Predictors of mortality among hospitalized COVID-19 patients and risk score formulation for prioritizing tertiary care-An experience from South India.

机构信息

Department of Clinical Research, ICMR-National Institute for Research in Tuberculosis (Formerly Tuberculosis Research Centre), Chennai, Tamil Nadu, India.

Department of General Medicine, Government Chengalpattu Medical College & Hospital, Chengalpattu, Tamil Nadu, India.

出版信息

PLoS One. 2022 Feb 3;17(2):e0263471. doi: 10.1371/journal.pone.0263471. eCollection 2022.

DOI:10.1371/journal.pone.0263471
PMID:35113971
原文链接:https://pmc.ncbi.nlm.nih.gov/articles/PMC8812932/
Abstract

BACKGROUND

We retrospectively data-mined the case records of Reverse Transcription Polymerase Chain Reaction (RT-PCR) confirmed COVID-19 patients hospitalized to a tertiary care centre to derive mortality predictors and formulate a risk score, for prioritizing admission.

METHODS AND FINDINGS

Data on clinical manifestations, comorbidities, vital signs, and basic lab investigations collected as part of routine medical management at admission to a COVID-19 tertiary care centre in Chengalpattu, South India between May and November 2020 were retrospectively analysed to ascertain predictors of mortality in the univariate analysis using their relative difference in distribution among 'survivors' and 'non-survivors'. The regression coefficients of those factors remaining significant in the multivariable logistic regression were utilised for risk score formulation and validated in 1000 bootstrap datasets.

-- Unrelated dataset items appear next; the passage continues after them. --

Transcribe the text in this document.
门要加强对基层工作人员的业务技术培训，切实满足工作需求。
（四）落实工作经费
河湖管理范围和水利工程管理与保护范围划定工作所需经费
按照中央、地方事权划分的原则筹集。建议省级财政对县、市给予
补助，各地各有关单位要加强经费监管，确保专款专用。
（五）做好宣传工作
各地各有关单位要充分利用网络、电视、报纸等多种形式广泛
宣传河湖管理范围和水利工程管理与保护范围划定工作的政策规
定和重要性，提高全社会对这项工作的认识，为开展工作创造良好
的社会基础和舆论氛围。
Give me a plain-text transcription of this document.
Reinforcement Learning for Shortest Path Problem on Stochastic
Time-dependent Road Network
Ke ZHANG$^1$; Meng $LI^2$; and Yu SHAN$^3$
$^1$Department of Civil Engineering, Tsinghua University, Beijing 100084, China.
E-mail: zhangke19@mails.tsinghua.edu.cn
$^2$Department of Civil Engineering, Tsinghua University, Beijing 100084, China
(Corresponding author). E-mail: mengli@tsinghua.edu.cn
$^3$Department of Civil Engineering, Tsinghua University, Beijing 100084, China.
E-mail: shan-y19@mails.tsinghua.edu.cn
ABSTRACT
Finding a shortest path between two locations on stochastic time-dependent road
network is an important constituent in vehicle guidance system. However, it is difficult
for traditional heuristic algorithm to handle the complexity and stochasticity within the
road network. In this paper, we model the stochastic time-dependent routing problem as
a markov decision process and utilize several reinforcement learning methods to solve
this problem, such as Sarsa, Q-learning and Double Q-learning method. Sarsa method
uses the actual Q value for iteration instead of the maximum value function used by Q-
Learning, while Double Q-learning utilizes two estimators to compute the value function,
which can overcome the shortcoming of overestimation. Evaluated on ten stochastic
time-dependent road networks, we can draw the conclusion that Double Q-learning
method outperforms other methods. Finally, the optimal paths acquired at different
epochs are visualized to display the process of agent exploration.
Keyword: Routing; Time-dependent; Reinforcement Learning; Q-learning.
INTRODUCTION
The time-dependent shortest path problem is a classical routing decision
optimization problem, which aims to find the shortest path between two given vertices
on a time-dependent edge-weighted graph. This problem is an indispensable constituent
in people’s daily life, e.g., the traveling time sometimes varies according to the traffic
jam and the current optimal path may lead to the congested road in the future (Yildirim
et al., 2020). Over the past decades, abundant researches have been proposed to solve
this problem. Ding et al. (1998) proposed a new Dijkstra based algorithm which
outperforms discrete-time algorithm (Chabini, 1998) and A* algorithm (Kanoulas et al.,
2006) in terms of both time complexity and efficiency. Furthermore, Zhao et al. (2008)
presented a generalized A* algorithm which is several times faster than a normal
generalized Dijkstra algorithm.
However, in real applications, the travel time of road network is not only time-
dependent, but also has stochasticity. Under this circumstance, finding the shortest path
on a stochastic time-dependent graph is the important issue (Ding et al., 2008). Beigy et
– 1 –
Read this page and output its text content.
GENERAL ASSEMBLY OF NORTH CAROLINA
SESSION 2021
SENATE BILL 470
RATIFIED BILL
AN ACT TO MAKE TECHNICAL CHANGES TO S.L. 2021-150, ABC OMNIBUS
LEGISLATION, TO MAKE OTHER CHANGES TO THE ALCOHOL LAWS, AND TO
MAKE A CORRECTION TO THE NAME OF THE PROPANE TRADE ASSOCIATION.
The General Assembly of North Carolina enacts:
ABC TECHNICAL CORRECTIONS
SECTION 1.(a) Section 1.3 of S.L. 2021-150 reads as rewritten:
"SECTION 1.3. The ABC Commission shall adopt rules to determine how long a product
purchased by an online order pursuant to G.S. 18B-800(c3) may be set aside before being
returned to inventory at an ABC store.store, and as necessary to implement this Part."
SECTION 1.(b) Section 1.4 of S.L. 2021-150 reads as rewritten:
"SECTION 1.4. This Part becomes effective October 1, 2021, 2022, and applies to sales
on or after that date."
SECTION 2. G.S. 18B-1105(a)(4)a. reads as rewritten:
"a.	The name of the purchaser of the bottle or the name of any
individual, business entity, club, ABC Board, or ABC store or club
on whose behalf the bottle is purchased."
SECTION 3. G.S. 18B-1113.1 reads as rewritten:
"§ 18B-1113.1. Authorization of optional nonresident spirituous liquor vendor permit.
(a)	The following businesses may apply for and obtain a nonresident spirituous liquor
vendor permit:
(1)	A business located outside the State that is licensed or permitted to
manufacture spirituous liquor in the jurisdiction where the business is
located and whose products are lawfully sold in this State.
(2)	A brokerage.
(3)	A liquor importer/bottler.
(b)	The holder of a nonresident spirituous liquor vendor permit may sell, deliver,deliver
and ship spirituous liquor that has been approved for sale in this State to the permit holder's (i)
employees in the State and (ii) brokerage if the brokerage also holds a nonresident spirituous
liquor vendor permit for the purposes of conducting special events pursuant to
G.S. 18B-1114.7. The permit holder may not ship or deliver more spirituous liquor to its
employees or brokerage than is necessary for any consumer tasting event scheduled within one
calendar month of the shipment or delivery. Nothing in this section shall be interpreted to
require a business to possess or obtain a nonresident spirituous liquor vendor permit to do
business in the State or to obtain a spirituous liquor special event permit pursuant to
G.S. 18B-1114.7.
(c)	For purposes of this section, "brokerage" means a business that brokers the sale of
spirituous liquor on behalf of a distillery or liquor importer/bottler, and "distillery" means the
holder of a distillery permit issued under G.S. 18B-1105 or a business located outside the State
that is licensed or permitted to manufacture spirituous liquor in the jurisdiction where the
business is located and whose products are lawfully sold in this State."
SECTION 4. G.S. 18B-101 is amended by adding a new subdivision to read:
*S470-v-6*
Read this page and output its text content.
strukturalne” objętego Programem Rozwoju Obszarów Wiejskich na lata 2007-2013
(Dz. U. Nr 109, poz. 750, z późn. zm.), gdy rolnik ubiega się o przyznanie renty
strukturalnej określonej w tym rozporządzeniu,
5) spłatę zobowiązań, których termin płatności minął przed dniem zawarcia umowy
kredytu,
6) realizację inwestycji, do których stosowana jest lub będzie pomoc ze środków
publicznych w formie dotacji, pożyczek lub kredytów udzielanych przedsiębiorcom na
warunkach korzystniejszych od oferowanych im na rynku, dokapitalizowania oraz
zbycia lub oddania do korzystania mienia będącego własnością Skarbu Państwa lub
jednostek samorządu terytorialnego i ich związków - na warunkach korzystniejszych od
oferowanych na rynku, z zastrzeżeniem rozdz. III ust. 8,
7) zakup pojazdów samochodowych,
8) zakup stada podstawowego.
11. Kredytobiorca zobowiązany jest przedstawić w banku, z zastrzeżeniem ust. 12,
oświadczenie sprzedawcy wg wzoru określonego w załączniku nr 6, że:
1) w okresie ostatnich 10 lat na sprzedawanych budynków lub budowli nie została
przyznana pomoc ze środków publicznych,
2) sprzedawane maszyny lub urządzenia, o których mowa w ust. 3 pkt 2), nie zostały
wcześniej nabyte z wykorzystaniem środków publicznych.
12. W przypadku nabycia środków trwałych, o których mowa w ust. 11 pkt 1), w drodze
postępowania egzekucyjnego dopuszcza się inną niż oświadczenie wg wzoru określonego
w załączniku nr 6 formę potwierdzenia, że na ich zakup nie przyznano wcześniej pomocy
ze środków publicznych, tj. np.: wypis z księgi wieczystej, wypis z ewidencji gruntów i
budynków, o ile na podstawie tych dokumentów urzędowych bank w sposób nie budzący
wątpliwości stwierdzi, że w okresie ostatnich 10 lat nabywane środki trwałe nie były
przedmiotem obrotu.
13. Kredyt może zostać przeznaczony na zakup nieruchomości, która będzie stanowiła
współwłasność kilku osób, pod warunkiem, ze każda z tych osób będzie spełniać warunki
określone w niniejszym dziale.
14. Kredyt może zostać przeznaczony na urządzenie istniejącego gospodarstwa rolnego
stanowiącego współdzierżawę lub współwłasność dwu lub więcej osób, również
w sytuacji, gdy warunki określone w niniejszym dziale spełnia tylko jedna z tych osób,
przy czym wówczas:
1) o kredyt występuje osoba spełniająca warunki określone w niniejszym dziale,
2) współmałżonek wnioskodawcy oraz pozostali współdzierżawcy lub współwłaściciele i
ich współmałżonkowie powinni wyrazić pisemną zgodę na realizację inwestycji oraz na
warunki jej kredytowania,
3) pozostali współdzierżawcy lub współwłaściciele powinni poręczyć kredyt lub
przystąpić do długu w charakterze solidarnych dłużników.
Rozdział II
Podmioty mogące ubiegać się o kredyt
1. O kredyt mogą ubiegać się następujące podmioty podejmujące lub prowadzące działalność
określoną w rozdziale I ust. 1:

Among 746 COVID-19 patients hospitalised [487 "survivors" and 259 "non-survivors" (deaths)], there was a slight male predilection [62.5%, (466/746)], with a higher mortality rate observed among 40-70 years age group [59.1%, (441/746)] and highest among diabetic patients with elevated urea levels [65.4% (68/104)]. The adjusted odds ratios of factors [OR (95% CI)] significant in the multivariable logistic regression were SaO2<95%; 2.96 (1.71-5.18), Urea ≥50 mg/dl: 4.51 (2.59-7.97), Neutrophil-lymphocytic ratio (NLR) >3; 3.01 (1.61-5.83), Age ≥50 years;2.52 (1.45-4.43), Pulse Rate ≥100/min: 2.02 (1.19-3.47) and coexisting Diabetes Mellitus; 1.73 (1.02-2.95) with hypertension and gender not retaining their significance. The individual risk scores for SaO2<95-11, Urea ≥50 mg/dl-15, NLR >3-11, Age ≥50 years-9, Pulse Rate ≥100/min-7 and coexisting diabetes mellitus-6, acronymed collectively as 'OUR-ARDs score' showed that the sum of scores ≥ 25 predicted mortality with a sensitivity-90%, specificity-64% and AUC of 0.85.

CONCLUSIONS

The 'OUR ARDs' risk score, derived from easily assessable factors predicting mortality, offered a tangible solution for prioritizing admission to COVID-19 tertiary care centre, that enhanced patient care but without unduly straining the health system.

摘要

背景

我们回顾性地挖掘了经逆转录聚合酶链反应(RT-PCR)确诊的 COVID-19 住院患者的病历记录,以确定死亡率预测因素并制定风险评分,以便优先入院。

方法和发现

在印度南部 Chengalpattu 的一家 COVID-19 三级护理中心,我们对 2020 年 5 月至 11 月期间入院时常规医疗管理中收集的临床表现、合并症、生命体征和基本实验室检查数据进行了回顾性分析,以确定单变量分析中死亡率的预测因素,方法是使用幸存者和非幸存者之间分布的相对差异。在多变量逻辑回归中仍然具有统计学意义的这些因素的回归系数用于风险评分的制定,并在 1000 个 bootstrap 数据集中进行验证。在 746 名 COVID-19 住院患者中[487 名“幸存者”和 259 名“非幸存者”(死亡)],男性略占优势[62.5%(466/746)],40-70 岁年龄组死亡率较高[59.1%(441/746)],最高的是尿素水平升高的糖尿病患者[65.4%(68/104)]。多变量逻辑回归中具有统计学意义的因素[比值比(95%CI)]的调整后比值 SaO2<95%;2.96(1.71-5.18),尿素≥50mg/dl:4.51(2.59-7.97),中性粒细胞-淋巴细胞比值(NLR)>3;3.01(1.61-5.83),年龄≥50 岁;2.52(1.45-4.43),脉搏率≥100/min:2.02(1.19-3.47)和并存的糖尿病;1.73(1.02-2.95),高血压和性别不再具有统计学意义。SaO2<95-11、Urea≥50mg/dl-15、NLR>3-11、Age≥50 岁-9、Pulse Rate≥100/min-7 和并存糖尿病的个体风险评分分别为 6,统称为“OUR-ARDs 评分”,结果表明,评分总和≥25 可预测死亡率,其敏感性为 90%,特异性为 64%,AUC 为 0.85。

结论

从可评估的死亡率预测因素中得出的“OUR ARDs”风险评分,为 COVID-19 三级护理中心的入院提供了一个切实可行的解决方案,增强了患者护理,但并未给卫生系统带来过度压力。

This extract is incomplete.